Financial Results
UBS Gets Off To Strong Start In 2015 With Wealth Management Results

The world's biggest wealth management house reported a strong set of Q1 results across all divisions.
The wealth management arms of UBS today announced rises in first-quarter operating profits in the first three months of 2015 – the highest figures since 2008. The Swiss firm also reported what it said were strong results in other divisions.
UBS’s wealth management (excluding Americas) division said operating profit before tax was SFr951 million ($1.056 billion) in Q1, a 47 per cent year-on-year gain; its wealth management Americas division made a profit of SFr253 million, up 20 per cent. The retail and corporate segment’s profits rose 26 per cent to SFr427 million; global asset management’s pre-tax operating profit rose 98 per cent to SFr168 million, and the investment bank’s profits surged 232 per cent to SFr233 million.

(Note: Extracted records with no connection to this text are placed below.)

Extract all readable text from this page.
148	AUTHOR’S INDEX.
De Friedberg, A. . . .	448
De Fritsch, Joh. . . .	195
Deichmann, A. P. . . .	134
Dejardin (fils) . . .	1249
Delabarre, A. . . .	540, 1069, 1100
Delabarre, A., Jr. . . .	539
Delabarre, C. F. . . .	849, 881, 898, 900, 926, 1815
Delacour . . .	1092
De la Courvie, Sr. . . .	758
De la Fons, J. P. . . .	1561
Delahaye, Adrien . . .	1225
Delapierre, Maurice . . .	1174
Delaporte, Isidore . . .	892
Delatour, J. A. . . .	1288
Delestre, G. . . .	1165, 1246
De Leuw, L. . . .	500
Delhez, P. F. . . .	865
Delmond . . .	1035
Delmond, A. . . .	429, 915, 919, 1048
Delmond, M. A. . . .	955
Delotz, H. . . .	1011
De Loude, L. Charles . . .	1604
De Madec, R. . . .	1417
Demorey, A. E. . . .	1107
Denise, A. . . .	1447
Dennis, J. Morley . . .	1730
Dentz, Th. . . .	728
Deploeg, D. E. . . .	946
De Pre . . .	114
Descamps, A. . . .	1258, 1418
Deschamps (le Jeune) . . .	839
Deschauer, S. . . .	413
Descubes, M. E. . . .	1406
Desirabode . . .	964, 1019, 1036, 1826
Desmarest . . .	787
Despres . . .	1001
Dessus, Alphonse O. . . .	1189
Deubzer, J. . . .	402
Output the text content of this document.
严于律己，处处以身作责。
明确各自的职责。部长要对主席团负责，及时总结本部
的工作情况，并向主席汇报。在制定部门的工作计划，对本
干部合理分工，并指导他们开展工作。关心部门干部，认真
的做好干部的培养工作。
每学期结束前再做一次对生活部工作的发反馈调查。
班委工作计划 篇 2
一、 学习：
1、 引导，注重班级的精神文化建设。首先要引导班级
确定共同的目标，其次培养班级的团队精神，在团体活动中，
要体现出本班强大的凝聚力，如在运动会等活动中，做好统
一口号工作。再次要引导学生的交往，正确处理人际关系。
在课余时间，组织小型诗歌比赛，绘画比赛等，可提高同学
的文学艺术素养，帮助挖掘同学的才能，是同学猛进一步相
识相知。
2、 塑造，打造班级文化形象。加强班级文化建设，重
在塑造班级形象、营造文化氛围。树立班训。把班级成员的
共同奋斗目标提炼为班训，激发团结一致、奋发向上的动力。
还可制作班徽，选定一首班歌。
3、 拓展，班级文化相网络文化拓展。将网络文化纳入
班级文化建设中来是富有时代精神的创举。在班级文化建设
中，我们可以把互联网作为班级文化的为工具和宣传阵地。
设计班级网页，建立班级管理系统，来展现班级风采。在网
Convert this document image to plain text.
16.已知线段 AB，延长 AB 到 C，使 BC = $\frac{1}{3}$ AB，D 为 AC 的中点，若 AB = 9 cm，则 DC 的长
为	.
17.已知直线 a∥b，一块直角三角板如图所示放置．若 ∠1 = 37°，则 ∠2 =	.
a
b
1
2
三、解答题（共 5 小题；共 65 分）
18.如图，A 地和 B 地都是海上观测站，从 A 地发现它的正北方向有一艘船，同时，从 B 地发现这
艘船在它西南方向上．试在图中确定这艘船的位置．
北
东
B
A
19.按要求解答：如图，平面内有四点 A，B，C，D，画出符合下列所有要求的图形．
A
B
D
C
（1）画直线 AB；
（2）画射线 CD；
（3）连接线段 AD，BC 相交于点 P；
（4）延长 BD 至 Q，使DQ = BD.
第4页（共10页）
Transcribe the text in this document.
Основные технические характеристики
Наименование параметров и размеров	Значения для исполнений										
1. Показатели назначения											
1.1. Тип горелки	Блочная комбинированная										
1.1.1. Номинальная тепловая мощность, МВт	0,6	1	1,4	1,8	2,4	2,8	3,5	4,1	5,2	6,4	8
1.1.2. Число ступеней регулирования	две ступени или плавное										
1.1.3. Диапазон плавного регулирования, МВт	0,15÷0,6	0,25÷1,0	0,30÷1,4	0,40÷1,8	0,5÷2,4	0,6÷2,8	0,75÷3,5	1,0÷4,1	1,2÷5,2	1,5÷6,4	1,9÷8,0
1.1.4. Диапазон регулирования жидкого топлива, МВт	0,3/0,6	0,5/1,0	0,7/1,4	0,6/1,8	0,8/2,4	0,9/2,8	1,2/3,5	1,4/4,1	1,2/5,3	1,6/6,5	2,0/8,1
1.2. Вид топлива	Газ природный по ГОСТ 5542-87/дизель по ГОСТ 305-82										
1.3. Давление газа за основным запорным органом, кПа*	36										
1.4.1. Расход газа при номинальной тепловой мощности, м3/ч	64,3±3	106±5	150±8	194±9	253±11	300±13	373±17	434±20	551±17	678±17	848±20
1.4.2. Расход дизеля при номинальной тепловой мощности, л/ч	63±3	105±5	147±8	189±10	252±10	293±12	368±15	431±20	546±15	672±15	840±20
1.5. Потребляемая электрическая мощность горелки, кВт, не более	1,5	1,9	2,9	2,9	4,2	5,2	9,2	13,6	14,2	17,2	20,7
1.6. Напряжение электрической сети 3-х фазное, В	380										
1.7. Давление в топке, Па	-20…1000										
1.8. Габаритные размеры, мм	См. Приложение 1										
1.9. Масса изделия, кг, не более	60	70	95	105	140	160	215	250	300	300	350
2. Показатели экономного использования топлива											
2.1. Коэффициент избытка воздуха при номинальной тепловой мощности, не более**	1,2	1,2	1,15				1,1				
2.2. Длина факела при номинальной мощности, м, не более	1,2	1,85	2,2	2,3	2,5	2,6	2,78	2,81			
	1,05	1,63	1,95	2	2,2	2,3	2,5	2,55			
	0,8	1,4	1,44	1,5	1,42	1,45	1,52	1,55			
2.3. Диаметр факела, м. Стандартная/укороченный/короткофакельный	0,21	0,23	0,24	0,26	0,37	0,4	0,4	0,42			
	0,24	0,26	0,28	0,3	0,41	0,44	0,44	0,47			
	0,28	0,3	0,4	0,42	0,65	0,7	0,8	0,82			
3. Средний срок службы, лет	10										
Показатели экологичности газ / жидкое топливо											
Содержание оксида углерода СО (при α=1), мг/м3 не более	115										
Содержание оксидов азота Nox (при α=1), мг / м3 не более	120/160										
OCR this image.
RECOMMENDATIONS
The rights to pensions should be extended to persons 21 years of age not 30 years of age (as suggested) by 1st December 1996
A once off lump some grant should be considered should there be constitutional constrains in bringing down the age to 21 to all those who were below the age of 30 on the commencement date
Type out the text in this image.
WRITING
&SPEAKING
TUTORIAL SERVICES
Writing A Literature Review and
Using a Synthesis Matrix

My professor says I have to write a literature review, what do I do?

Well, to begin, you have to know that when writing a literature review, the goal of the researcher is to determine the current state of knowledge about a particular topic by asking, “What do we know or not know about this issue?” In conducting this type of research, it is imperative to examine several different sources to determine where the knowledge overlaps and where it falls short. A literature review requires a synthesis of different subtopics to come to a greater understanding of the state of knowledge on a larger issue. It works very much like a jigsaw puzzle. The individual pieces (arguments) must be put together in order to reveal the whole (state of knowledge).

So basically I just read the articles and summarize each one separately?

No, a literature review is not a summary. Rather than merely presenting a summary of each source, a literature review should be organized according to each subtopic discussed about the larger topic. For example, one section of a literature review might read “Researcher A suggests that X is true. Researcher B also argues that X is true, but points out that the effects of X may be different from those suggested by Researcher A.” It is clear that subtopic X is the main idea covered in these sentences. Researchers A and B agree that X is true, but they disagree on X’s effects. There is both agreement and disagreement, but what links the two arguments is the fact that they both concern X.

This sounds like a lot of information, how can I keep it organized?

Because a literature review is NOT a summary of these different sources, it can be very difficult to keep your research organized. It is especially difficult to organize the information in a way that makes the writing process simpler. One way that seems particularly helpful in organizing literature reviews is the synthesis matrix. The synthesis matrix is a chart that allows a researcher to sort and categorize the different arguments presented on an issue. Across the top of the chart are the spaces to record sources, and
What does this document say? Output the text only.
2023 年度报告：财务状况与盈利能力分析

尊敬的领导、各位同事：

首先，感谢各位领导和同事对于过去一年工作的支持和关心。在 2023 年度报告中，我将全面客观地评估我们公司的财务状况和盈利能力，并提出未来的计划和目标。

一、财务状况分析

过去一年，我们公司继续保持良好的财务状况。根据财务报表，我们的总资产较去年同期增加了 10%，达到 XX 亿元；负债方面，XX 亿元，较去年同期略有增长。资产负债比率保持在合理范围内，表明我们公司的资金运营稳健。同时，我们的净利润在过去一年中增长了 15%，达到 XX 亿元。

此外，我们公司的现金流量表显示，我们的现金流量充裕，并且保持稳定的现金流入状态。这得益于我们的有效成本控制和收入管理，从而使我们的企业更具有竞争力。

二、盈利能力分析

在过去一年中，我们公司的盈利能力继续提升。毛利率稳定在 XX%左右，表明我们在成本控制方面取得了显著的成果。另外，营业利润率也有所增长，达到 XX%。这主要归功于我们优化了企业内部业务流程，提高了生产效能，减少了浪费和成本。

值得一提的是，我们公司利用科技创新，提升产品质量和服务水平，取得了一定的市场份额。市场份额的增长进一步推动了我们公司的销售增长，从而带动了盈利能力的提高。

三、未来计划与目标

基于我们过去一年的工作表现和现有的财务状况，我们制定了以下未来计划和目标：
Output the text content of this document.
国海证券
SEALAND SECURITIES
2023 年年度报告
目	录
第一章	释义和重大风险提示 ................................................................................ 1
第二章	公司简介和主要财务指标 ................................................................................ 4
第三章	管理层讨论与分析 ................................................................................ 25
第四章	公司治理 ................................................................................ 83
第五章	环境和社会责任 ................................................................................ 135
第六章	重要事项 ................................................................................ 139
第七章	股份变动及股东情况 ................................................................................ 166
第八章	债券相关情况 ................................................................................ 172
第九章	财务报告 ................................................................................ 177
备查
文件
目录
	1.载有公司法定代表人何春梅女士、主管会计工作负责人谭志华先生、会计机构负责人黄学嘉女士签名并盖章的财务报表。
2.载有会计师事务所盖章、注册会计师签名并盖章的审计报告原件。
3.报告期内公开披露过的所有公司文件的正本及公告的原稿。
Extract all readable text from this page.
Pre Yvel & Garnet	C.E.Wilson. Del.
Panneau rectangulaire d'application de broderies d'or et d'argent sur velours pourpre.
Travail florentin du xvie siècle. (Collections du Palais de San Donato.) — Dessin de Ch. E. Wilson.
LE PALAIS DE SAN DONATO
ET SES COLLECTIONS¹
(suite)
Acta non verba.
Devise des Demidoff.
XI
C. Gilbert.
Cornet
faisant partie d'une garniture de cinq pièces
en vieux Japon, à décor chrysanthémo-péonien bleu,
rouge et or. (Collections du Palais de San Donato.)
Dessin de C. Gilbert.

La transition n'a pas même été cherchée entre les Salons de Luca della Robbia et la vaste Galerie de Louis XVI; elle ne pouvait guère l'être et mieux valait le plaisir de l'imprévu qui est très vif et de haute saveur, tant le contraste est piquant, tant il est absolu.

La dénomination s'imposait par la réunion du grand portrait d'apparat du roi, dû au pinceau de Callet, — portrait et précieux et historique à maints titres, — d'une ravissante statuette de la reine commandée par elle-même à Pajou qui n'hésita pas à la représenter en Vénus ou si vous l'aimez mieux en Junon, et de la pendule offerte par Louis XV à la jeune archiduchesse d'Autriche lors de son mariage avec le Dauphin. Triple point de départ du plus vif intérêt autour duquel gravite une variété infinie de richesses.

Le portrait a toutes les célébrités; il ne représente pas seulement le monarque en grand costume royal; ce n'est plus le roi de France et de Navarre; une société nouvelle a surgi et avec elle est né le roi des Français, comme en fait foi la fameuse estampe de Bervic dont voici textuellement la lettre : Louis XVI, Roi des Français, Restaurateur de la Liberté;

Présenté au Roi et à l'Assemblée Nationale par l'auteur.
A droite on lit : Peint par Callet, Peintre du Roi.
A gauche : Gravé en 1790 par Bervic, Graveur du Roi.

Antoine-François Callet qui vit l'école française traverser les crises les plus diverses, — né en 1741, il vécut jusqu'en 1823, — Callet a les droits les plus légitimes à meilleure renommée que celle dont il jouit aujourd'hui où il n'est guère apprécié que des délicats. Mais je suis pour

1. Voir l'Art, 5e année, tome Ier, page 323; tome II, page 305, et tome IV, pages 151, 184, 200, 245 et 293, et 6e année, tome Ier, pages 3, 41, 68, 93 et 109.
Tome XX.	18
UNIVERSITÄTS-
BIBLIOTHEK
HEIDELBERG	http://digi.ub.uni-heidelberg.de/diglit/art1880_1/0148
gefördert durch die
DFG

The results are particularly gratifying for the firm at a time when Swiss banks had to contend early in 2015 with a surge in the Swiss franc exchange rate, which hits those firms with substantial foreign earnings that have to be converted into francs.
In total, across all divisions, profits surged 570 per cent to SFr2.708 billion. The profit was a “very strong result, particularly considering the abovementioned volatility in foreign exchange rates, currency translation effects and the continued impact of low to negative interest rates on our businesses,” UBS said.
It reported a net profit attributable to shareholders of SFr1.977 billion, up 88 per cent on the prior year.
In wealth management (ex Americas), the rise in profit included a rise in operating income, largely as a result of higher transaction-based income.
Operating expenses declined. Net new money was SFr14.4 billion, with inflows from all regions, particularly in Asia-Pacific, as well as in domestic and international businesses in Europe. Wealth Management Americas reported strong productivity among its financial advisors; net new money was $4.8 billion.
Across the whole of UBS’s businesses, there was a cost/income ratio of 69.2 per cent.
Total invested assets were SFr2.708 billion at the end of March, from SFr2.734 billion at the end of December 2014.